Nome
do Filme : “A Street Cat Named Bob”
Titulo
Inglês : “A Street Cat Named Bob”
Ano
: 2016
Duração
: 102 minutos
Género
: Biográfico/Drama
Realização
: Roger Spottiswoode
Elenco
: Bob the Cat, Luke Treadaway, Ruta Gedmintas, Joanne Froggatt,
Anthony Head, Darren Evans, Tony Jayawardena, Beth Goddard, Ruth
Sheen, Caroline Goodall, Sasha Dickens, Cleopatra Dickens, Nadine
Marshall, Rob Jarvis, Ivana Basic.
História
: James Bowen é um jovem que à uns anos assistiu ao divórcio dos
pais, sofreu muito com o desprezo do pai, acabando por se tornar num
sem abrigo e também num toxicodependente. Na actualidade, ele vive
muito mal e ganha uns escassos trocos com canções que canta e toca
na sua guitarra pelas ruas durante o dia. Numa manhã, ele aceita
entrar num programa que consiste numa última tentativa de deixar o
vício e o principal incentivo é uma modesta casa que a sua
assistente lhe consegue arranjar em troca dele cumprir o acordo. Numa
das noites frias, James descobre que um gato lhe entrou pela casa
dentro e decide ficar com ele. Nesse preciso momento, ambos
desconheciam que as suas vivências iam mudar para melhor, tudo
porque se têm um ao outro e porque um cuida do outro.
Comentário
: Fiquei apaixonado por este filme assim que o acabei de ver, é
simplesmente emocionante e realista, ou não fosse ele adaptado de um
livro que muito vendeu, livro este que conta a história verdadeira
de um jovem adulto carenciado e do seu peculiar relacionamento com um
gato de rua que lhe faz uma visita inesperada a meio da noite. Sim,
esta história aconteceu na realidade e o verdadeiro James Bowen
apoiou como pode a produção do filme. Estamos perante um filme sem
pretensões, mas firme na história que pretende contar, dando aos
temas abordados a respectiva complexidade. Há cenas muito dramáticas
e existem planos espectaculares do ponto de vista do gato. O filme
também mostra como a vida é muito difícil para certas pessoas, e
mostra igualmente que existe gente muito má.
Luke
Treadaway tem aqui uma excelente prestação, ele esteve à altura do
complicado desafio que é o de interpretar o seu personagem, cantar,
tocar um instrumento, chorar, contracenar com um elenco de
secundários bastante competente e, por último, dividir o
protagonismo com Bob, o felino que é o verdadeiro protagonista do
filme. Bob, como animal-actor, esteve perfeito, a seguir ao cão “Hakita”

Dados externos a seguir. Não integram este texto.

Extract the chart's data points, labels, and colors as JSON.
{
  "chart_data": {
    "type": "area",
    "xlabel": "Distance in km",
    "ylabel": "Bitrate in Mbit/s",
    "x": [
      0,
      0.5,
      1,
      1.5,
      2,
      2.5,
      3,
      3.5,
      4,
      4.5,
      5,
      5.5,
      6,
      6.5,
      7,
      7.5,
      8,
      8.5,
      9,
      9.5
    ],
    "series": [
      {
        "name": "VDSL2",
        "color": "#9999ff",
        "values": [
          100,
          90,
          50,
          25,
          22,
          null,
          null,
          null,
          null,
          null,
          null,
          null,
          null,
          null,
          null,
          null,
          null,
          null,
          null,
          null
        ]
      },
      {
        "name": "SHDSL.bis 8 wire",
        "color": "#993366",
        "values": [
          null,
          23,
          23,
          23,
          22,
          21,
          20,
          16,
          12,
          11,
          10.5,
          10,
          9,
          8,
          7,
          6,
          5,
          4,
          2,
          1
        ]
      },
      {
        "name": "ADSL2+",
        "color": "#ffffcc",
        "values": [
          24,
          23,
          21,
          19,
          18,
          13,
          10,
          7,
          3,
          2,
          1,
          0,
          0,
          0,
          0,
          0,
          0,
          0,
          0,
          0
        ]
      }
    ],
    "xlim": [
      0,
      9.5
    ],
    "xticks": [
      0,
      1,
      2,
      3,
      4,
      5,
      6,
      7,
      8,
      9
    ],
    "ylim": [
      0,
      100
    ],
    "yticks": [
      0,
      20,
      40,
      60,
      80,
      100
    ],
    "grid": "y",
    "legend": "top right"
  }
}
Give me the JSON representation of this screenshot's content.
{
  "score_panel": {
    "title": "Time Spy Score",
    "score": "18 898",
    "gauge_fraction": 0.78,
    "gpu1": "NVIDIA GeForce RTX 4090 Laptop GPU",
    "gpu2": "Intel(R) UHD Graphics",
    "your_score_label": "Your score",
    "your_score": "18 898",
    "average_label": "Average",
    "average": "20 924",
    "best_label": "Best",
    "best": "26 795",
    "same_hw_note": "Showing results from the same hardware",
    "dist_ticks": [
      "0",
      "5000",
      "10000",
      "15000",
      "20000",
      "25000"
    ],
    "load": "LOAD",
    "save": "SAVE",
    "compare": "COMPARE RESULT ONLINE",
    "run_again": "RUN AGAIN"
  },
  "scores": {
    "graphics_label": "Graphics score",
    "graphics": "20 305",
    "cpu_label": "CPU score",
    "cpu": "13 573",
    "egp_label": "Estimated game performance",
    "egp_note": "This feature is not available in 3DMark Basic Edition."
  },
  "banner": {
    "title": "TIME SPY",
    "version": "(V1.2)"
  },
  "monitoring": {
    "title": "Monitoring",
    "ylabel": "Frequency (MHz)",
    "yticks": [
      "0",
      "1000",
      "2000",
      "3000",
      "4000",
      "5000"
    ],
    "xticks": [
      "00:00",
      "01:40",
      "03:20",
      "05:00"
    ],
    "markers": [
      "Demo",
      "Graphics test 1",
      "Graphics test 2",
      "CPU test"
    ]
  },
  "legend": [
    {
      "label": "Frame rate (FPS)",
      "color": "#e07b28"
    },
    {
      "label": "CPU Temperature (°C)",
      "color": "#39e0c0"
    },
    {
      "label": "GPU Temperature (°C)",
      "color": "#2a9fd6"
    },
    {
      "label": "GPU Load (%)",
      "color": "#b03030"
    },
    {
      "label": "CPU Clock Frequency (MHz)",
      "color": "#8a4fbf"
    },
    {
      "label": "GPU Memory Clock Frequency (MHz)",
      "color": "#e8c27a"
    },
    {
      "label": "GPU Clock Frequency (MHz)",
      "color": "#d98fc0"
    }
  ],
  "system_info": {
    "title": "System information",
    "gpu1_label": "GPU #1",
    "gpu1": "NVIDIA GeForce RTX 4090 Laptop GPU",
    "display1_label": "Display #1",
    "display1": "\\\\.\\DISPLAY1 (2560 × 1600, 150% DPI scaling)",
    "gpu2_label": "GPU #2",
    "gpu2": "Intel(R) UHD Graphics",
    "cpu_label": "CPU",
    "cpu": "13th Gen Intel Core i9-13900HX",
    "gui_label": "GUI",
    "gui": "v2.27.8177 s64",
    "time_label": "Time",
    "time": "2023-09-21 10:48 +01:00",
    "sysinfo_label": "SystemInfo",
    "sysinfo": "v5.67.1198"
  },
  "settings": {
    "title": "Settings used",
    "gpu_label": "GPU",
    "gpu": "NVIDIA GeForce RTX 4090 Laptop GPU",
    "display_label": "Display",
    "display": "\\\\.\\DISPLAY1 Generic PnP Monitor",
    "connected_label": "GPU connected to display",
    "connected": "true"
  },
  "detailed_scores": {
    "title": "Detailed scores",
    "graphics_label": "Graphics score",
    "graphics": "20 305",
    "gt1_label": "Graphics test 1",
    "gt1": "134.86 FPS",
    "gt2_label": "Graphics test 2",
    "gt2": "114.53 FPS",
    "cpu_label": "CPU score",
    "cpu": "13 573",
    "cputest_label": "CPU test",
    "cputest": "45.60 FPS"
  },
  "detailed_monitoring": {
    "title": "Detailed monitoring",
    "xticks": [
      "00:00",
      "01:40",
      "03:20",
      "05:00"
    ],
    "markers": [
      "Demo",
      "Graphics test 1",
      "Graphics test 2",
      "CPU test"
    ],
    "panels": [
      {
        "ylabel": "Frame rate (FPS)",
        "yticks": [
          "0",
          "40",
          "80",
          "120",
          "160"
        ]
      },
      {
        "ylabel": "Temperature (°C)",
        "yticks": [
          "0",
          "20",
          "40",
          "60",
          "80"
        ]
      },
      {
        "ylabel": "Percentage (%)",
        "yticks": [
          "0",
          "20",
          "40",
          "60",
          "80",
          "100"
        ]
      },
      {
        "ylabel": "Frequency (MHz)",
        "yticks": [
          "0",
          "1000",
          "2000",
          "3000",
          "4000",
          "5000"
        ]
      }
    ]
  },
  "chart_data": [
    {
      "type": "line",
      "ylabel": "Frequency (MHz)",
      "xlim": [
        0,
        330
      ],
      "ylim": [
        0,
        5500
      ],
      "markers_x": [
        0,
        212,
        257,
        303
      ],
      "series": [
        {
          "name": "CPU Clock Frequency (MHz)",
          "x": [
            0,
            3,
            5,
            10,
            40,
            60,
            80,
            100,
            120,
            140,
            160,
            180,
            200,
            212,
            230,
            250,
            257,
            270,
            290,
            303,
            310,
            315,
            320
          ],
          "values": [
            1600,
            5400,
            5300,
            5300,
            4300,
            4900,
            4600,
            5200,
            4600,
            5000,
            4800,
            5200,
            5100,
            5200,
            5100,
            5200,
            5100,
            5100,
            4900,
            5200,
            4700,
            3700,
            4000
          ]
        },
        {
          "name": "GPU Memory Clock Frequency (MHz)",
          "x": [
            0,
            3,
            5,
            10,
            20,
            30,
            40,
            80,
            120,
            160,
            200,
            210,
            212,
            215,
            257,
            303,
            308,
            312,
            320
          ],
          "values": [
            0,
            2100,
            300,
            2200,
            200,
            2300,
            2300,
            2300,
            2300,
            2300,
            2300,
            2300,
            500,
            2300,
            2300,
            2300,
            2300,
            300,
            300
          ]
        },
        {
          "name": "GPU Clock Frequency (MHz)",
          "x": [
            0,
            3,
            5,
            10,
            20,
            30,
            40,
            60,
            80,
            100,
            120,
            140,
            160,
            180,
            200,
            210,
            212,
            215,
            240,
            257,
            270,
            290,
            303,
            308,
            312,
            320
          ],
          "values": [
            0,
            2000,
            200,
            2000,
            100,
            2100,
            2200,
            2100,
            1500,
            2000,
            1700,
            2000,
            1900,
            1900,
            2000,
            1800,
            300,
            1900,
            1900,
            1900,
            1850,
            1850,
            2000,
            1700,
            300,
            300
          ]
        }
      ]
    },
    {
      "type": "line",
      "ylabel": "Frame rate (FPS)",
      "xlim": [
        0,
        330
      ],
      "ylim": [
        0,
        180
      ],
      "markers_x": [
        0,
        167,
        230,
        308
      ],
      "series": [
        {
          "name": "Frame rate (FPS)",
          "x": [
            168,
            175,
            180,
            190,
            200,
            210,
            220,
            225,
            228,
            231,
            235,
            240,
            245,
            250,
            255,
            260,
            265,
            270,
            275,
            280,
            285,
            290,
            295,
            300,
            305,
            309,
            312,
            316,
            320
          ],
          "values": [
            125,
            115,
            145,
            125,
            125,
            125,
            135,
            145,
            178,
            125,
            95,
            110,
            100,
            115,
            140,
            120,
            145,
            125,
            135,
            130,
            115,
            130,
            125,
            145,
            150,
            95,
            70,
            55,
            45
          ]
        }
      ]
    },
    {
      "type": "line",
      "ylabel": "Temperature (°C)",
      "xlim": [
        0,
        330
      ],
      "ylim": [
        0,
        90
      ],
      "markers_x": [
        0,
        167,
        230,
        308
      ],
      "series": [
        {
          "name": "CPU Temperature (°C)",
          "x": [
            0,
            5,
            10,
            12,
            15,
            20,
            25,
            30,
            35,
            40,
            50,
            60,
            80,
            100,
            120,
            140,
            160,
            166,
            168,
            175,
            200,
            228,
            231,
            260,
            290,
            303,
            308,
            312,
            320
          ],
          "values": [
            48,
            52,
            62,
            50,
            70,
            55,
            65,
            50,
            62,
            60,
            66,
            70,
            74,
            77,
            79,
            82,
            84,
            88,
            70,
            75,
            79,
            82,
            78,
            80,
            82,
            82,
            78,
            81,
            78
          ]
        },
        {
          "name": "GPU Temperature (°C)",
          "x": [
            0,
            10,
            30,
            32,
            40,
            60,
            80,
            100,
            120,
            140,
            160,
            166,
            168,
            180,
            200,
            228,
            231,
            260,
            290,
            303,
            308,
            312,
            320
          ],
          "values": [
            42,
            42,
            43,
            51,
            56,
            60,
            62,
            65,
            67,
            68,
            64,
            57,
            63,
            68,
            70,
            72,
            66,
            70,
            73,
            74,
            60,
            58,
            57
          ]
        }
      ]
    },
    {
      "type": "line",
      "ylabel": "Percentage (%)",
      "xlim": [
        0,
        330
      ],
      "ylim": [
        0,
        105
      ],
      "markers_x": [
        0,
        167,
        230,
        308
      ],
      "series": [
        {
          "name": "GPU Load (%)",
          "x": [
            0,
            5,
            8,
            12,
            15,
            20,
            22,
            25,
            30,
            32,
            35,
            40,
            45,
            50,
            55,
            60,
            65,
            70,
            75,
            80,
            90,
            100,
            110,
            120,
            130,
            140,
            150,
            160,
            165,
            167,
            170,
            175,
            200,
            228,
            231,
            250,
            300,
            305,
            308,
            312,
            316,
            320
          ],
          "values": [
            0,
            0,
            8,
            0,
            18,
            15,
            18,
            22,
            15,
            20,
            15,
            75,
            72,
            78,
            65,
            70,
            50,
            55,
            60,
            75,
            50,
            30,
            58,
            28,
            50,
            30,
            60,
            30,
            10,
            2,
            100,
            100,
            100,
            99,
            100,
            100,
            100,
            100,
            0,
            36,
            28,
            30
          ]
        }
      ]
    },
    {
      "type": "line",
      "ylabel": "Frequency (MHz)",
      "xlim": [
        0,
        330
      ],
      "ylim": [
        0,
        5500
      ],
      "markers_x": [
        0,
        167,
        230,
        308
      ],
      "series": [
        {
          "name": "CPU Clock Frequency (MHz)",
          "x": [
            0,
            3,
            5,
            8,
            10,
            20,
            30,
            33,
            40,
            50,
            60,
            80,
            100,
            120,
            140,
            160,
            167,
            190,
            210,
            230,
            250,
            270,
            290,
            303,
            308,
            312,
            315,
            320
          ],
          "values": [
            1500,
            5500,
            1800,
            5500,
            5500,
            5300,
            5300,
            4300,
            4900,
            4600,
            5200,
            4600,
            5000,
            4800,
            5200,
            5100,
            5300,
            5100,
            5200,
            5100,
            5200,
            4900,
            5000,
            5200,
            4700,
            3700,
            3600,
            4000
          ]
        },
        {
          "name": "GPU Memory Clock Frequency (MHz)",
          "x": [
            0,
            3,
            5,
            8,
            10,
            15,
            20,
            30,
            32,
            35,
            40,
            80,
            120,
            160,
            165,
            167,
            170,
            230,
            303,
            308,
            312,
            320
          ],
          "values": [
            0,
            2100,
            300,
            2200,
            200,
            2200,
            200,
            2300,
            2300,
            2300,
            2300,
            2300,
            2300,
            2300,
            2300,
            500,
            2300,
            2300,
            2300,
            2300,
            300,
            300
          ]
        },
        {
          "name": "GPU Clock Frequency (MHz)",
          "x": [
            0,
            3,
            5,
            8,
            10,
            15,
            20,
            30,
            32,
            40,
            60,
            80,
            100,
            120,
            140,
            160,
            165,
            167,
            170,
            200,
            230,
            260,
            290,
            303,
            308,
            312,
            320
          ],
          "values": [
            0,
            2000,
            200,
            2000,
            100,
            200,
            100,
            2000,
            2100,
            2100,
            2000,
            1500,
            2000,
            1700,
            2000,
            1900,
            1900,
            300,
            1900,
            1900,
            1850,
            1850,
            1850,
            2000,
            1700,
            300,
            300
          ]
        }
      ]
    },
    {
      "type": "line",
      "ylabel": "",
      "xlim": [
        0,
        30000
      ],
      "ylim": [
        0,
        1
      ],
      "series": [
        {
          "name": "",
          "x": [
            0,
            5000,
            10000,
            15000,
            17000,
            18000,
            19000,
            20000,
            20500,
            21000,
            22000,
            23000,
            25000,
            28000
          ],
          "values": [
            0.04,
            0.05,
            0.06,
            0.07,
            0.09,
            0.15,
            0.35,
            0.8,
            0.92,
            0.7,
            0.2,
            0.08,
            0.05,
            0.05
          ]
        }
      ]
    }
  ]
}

que interpretou Hachiko no filme com o mesmo nome, realizado pelo
agora polémico Lasse Hallstrom. Voltando ao filme, foi uma sorte Bob
ter engraçado com o actor que dá vida a James Bowen, ajudou imenso
a tornar tudo mais credível e realista. Eu adoro gatos, os felinos
são os meus animais preferidos e para mim, este filme é um prato
cheio, com a mais valia de abordar igualmente as relações humanas.
O filme prova também que com muita força de vontade, uma pessoa
consegue resolver grande parte dos seus problemas. É uma fita muito
dramática, sem nunca ser lamechas, mesmo assim confesso que algumas
cenas quase me fizeram derramar umas lágrimas. No início do
genérico final, surgem umas legendas sobre como estão James e Bob
na actualidade e ainda algumas fotografias dos dois. Trata-se de um
dos filmes que mais trabalhou a minha sensibilidade. Adorei.